01.漢字の成り立ち編
部首と構造
くさや液の呼び名「魚室」を語源に持つ
伊豆諸島の名産「くさや」を作る際に使う「くさや液(発酵液)」のことをムロと呼び、「魚室」と表記したことから、日本でこの漢字が当てられたとされている。
音・訓・語感
発酵液や和歌山の「牟婁」に由来
くさや液のことを「魚室(ムロ)」と呼ぶのが由来という説が有力である。また、和歌山県の「牟婁(むろ)地方」でよく獲れたことが由来という説もある。
象徴性
島の厳しい生活環境が生んだ知恵と食文化
貴重な塩水を再利用して生まれた保存食「くさや」の主要原料である。ムロアジは、島の厳しい生活環境の中で生まれた「知恵」や伝統的な食文化の象徴として根付いている。
02.料理歳時記編
旬と二十四節季
夏の「小暑」から「冬至」まで
旬は一般的に夏とされるが、地域により異なる。伊豆諸島では春から6月にかけて、関東では10月〜12月に脂が乗ることもあり、通年で様々な味わいを楽しめる。
年中行事・人生儀礼
伊豆諸島や伊東市の食卓を支える伝統食
伊豆諸島や静岡県伊東市などで郷土料理や特産品として親しまれている。一方、日本全国の伝統的な冠婚葬祭の儀式で特別な意味を持つ魚として定着しているわけではないようだ。
季節名や異称
アカゼムロからイチジまで多様な地域名を持つ
多様な地域名を持ち、「アカゼムロ」(神奈川県、静岡県)、「アジサバ」(富山県)、「メンタイ」(和歌山県)、「セイメイ」(徳島県、高知県)、「イチジ」(宮崎県)などがある。
03.海食十法・郷土料理編
海食十法の該当技法
赤みを帯びた白身の魚を引き立てる技法
切る、焼く、燻すなどの技法で、刺身やなめろう、塩焼き等で食されたり加工される。微かに赤みがかる白身で血合いが大きく、時間はたつと変色する。熱を通しても硬く締まらず、非常に味の良い魚とされている。
郷土料理・漁師料理の代表例
発酵させた「しょっから」と伝統の島汁
代表的な「くさや」の他、ムロアジをミンチにして発酵させた「しょっから」に野菜を加えて煮込んだ「しょっから汁」や、伊豆大島の「えんばい汁」が親しまれている。
技法と文化
名古屋の面文化を支える「ムロ節」
身を茹でて燻した「ムロ節」への加工が伝統的である。

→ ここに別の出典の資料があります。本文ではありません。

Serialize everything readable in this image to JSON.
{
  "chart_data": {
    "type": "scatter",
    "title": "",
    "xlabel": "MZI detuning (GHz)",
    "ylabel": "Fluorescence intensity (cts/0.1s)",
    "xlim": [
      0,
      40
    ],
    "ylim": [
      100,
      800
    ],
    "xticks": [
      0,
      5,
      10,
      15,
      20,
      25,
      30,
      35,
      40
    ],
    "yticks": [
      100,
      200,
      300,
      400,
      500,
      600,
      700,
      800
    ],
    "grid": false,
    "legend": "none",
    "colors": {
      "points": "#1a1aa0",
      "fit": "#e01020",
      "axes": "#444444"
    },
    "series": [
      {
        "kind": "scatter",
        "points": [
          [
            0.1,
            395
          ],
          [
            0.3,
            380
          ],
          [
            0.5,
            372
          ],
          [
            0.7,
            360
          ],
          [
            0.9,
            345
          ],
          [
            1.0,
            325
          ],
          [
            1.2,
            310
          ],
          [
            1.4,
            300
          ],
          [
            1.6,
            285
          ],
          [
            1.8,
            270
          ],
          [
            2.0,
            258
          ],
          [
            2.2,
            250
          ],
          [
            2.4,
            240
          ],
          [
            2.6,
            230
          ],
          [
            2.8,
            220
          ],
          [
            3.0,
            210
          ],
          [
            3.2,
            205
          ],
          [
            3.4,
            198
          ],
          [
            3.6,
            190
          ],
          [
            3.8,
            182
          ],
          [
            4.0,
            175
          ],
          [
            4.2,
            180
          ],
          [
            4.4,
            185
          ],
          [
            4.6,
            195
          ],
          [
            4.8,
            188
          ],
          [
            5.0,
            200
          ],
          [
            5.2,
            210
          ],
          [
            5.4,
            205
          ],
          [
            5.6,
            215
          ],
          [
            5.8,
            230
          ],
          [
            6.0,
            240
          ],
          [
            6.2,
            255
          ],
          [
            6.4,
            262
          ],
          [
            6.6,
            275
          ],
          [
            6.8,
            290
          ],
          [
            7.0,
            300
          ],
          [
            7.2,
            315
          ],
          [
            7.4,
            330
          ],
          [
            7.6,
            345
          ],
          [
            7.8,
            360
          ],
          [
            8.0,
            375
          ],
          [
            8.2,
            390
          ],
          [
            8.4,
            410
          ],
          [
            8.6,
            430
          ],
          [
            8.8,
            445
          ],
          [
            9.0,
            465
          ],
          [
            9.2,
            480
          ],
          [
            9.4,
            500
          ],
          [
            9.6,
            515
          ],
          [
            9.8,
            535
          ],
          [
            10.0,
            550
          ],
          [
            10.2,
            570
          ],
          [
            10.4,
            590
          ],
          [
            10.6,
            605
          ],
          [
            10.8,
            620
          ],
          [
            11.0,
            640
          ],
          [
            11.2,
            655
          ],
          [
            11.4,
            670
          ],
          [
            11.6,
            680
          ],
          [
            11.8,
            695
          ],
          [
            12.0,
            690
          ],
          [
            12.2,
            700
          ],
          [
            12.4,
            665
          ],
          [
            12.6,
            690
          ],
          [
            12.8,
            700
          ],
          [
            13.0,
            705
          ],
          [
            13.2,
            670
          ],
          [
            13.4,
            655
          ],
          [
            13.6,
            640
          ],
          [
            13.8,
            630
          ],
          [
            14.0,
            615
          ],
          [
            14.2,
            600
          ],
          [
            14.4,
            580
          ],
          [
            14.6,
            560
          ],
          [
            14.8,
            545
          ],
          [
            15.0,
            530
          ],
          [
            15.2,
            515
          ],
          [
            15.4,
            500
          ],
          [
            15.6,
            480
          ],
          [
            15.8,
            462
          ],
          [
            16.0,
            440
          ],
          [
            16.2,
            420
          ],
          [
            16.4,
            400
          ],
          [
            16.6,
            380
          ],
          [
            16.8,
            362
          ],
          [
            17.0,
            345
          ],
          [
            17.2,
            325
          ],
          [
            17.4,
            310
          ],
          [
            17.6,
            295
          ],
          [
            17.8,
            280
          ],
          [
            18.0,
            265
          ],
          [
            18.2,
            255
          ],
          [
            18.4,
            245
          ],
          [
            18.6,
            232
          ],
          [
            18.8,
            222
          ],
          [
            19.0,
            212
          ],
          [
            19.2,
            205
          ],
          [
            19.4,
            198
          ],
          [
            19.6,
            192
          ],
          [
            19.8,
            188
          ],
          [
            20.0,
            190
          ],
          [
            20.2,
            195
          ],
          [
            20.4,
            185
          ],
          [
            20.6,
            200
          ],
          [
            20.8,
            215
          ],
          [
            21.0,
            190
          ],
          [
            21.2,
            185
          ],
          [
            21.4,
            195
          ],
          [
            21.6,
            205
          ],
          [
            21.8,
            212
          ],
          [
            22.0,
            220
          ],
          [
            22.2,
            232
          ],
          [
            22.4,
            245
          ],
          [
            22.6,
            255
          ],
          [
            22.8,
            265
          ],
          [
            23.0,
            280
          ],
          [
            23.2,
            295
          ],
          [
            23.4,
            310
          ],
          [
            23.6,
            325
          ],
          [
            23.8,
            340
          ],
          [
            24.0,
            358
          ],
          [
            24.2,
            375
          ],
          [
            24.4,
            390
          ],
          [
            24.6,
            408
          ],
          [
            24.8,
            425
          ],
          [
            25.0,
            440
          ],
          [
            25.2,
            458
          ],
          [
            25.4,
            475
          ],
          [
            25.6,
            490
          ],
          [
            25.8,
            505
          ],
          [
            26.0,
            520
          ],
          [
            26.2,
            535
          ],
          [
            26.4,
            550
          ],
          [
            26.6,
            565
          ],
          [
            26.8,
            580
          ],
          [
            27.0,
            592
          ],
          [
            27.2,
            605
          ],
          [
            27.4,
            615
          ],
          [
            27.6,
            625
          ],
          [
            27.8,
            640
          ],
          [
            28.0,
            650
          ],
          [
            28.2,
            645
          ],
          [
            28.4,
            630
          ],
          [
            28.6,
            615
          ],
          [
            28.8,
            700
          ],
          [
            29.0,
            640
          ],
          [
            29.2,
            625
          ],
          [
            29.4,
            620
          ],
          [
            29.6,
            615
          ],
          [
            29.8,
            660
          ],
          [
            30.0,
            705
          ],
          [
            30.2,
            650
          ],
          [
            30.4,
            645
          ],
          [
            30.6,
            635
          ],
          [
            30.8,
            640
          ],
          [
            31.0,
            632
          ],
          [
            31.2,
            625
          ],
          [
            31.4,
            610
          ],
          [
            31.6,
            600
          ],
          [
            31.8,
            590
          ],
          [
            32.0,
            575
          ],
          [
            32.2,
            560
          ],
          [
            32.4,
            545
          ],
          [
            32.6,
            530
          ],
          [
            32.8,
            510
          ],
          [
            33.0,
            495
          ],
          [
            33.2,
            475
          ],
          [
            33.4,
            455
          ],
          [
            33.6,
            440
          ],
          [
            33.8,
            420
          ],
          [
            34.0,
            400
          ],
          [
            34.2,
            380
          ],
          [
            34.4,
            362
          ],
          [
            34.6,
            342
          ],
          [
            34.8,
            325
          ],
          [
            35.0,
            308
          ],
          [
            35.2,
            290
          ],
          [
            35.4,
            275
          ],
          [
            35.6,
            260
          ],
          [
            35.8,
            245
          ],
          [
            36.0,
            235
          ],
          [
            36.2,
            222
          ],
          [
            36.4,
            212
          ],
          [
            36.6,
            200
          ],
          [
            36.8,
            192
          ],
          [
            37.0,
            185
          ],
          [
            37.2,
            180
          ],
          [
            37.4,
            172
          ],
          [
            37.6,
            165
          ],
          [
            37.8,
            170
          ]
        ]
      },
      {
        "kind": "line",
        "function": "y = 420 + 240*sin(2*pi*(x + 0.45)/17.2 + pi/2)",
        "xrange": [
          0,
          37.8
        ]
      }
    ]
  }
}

主に名古屋のきしめん等の出汁用として利用され、八丈島ではこれをご飯に混ぜた「ムロ節ごはん」が食されている。
04.環境変化編
海洋環境と分布変動
海水温上昇に伴う関東・東北への漁上北上
暖流系の魚種であり、近年の海水温上昇に伴って、より冷たい海域を求めて分布域や漁場が北上する傾向が見られる。従来はあまり獲れなかった関東や東北での漁獲が増加している。
食べ方・消費スタイルの変化
だし文化を支えるムロ節の安定需要
魚介消費が減る中、利便性の高い加工品ニーズは根強い。ムロアジは主に「ムロ節」の原料として重宝され、麺つゆや煮物の定番だしとしてプロの料理人にも高く支持されている。
養殖やブランド魚の登場
天然物に頼るムロアジの供給と現状
ムロアジの商業的な大規模養殖は確立されておらず、供給は天然の漁獲に依存している。マアジやシマアジの養殖は行われているが、ムロアジは未だ開発途上の段階にある。